Core strength Featured

8:00pm EDT June 25, 2010

Not much can be accomplished in a business if the person on the top perch isn’t defining and enforcing the rules of the game.

At Advantage Fitness Products, Bryan Green has taken that lesson to heart. The founder, president and CEO has built his company — which generated $34 million in 2008 revenue — on a well-constructed and consistently enforced foundation of core values and has hired like-minded leaders who have helped him keep the culture in front of both employees and clients.

Green says that cultural foundation is one of the essential ingredients for any growing business.

“You have to surround yourself with the best lateral leadership in terms of executive management and those leading your people in the field,” he says. “The only way to effectively scale a business as you grow is to find a team that believes as strongly as you do in where the company is going.”

Smart Business spoke with Green about how you can keep culture and core values at the forefront of your business.

Start with a vision. It begins with the vision and the establishment of the company path. That comes from the person at the top.

As we’ve grown the business from coast to coast, the time that I can spend with our growing work force has decreased significantly. So I stay focused on where my messaging can be the most effective — the region face-to-face meetings, the annual company meetings and conference calls in between those touch points. But like most any progressive company today, we have every available technology tool. We have e-mail video, phone, Web features, but nothing replaces face-to-face meetings. So really I do my best to stay in front of our managers so that they feel as connected and remain as engaged in our mission as possible.

Sometimes, just being there and providing that reinforcement produces the single greatest results. It’s really about making sure your management is also tied into the vision, which increases the communication strength and your ability to do that well throughout the organization.

Construct the message. First, you need to find your audience. You really need to make sure you know what you’re saying. If you go too broad, if you’re going over too many departments or levels of management hierarchy, you’re going to potentially lose people through that. And it’s the same when you’re messaging to clients. You really need to know your audience of clients. Our corporate clients are going to want a different message and different information than our municipality clients.

Once you’ve established who you are speaking to, you really have to then determine how they want to be messaged to. Anything we do through social media reinforcement, videoconferencing or the good, old-fashioned lunch meeting, you have to make sure that with your team, your communication is about sending and receiving the message. If the vision is only being partially received or comprehended, you’re not going to be successful. So once you’ve defined the audience and identified how they want to be talked to, you have a much better approach than a ‘ready, fire, aim’ approach, which is a very inefficient way to send a message.

Hire the right team members. There is always going to be trial and error in a fast-growing company, but you really have to begin with knowing what your core values are and where you’re trying to get as an organization in terms of the support of your customer base. You have to talk about those things well beyond somebody’s resume when you’re looking for people to join a team. In any business, retention is a key. You have to be looking for people who share the values, are excited about the values and mission, and want to be around for a long time.

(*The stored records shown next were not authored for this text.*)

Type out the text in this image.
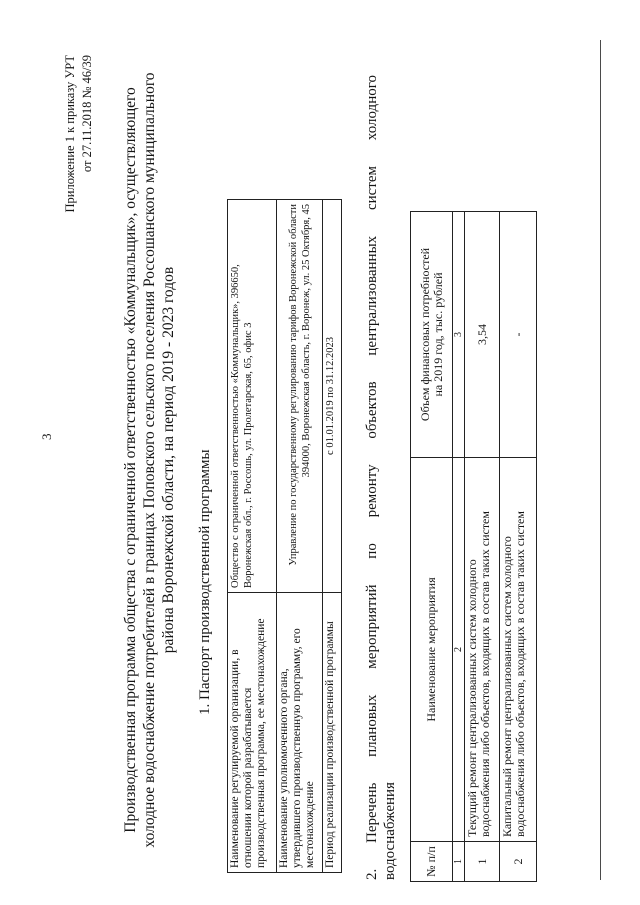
Приложение 1 к приказу УРТ от 27.11.2018 № 46/39
3	Производственная программа общества с ограниченной ответственностью «Коммунальщик», осуществляющего холодное водоснабжение потребителей в границах Поповского сельского поселения Россошанского муниципального района Воронежской области, на период 2019 - 2023 годов 1. Паспорт производственной программы
Наименование регулируемой организации, в отношении которой разрабатывается производственная программа, ее местонахождение	Общество с ограниченной ответственностью «Коммунальщик», 396650, Воронежская обл., г. Россошь, ул. Пролетарская, 65, офис 3

Наименование уполномоченного органа, утвердившего производственную программу, его местонахождение	Управление по государственному регулированию тарифов Воронежской области 394000, Воронежская область, г. Воронеж, ул. 25 Октября, 45

Период реализации производственной программы	с 01.01.2019 по 31.12.2023 2. Перечень плановых мероприятий по ремонту объектов централизованных систем холодного водоснабжения № п/п	Наименование мероприятия	Объем финансовых потребностей на 2019 год, тыс. рублей

1	2	3
1	Текущий ремонт централизованных систем холодного водоснабжения либо объектов, входящих в состав таких систем	3,54
2	Капитальный ремонт централизованных систем холодного водоснабжения либо объектов, входящих в состав таких систем	-
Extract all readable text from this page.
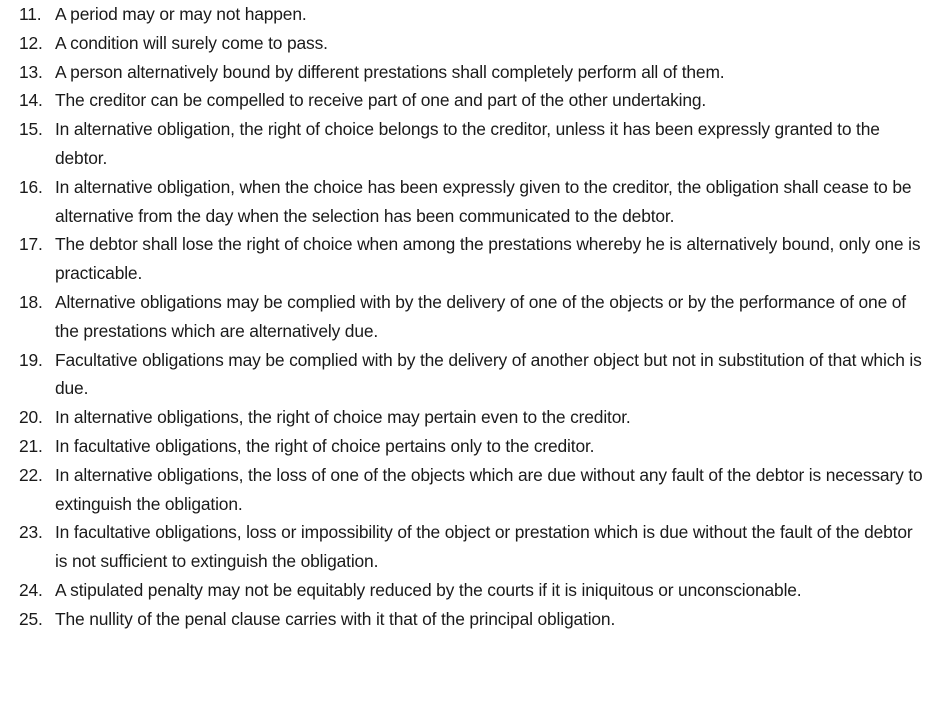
11. A period may or may not happen.
12. A condition will surely come to pass.
13. A person alternatively bound by different prestations shall completely perform all of them.
14. The creditor can be compelled to receive part of one and part of the other undertaking.
15. In alternative obligation, the right of choice belongs to the creditor, unless it has been expressly granted to the debtor.
16. In alternative obligation, when the choice has been expressly given to the creditor, the obligation shall cease to be alternative from the day when the selection has been communicated to the debtor.
17. The debtor shall lose the right of choice when among the prestations whereby he is alternatively bound, only one is practicable.
18. Alternative obligations may be complied with by the delivery of one of the objects or by the performance of one of the prestations which are alternatively due.
19. Facultative obligations may be complied with by the delivery of another object but not in substitution of that which is due.
20. In alternative obligations, the right of choice may pertain even to the creditor.
21. In facultative obligations, the right of choice pertains only to the creditor.
22. In alternative obligations, the loss of one of the objects which are due without any fault of the debtor is necessary to extinguish the obligation.
23. In facultative obligations, loss or impossibility of the object or prestation which is due without the fault of the debtor is not sufficient to extinguish the obligation.
24. A stipulated penalty may not be equitably reduced by the courts if it is iniquitous or unconscionable.
25. The nullity of the penal clause carries with it that of the principal obligation.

There are a lot of great people out there, and the key is fleshing out those candidates. Building a strong human resources department allows you to get there and focus there, and having that strong lateral leadership in the form of someone who runs your HR unit, they absolutely need to know what you’re looking for in terms of the company’s focus and in terms of the specific role. From there, you narrow it down.

It’s an art far more than a science, but as you go through it and you have great people to help you, your batting average increases.

Here, our directors want to meet with them in the field, really to walk through the environment that they’re going to be operating in each day. With a company like ours that has a strong external sales force, you want to discuss and be within that environment.

We do a lot of things that serve as common denominators in how we bring new staff on board, be it sales or otherwise. It has to do with an exploration of people’s strengths. We have tools we look at — we set up protocols and benchmarks for looking at the common denominators, the glue and fabric, of what our business is and then trying to determine that fit. So we go through interview processes and also going through skills assessments and going back to how they interact with their peers and those who will manage them.

We’re very much less concerned about a formal interview environment. It’s far more about the exploration, about the day in the life and how that’s going to be, about the type of individual we’re looking to have come in and not only get into the role but enhance it beyond one’s job description. It’s the only way we really feel that we can grow the business — beginning with individuals. So we’re less formal with our interview process and far more focused on where the person can be successful based on what we’ve determined are their strengths.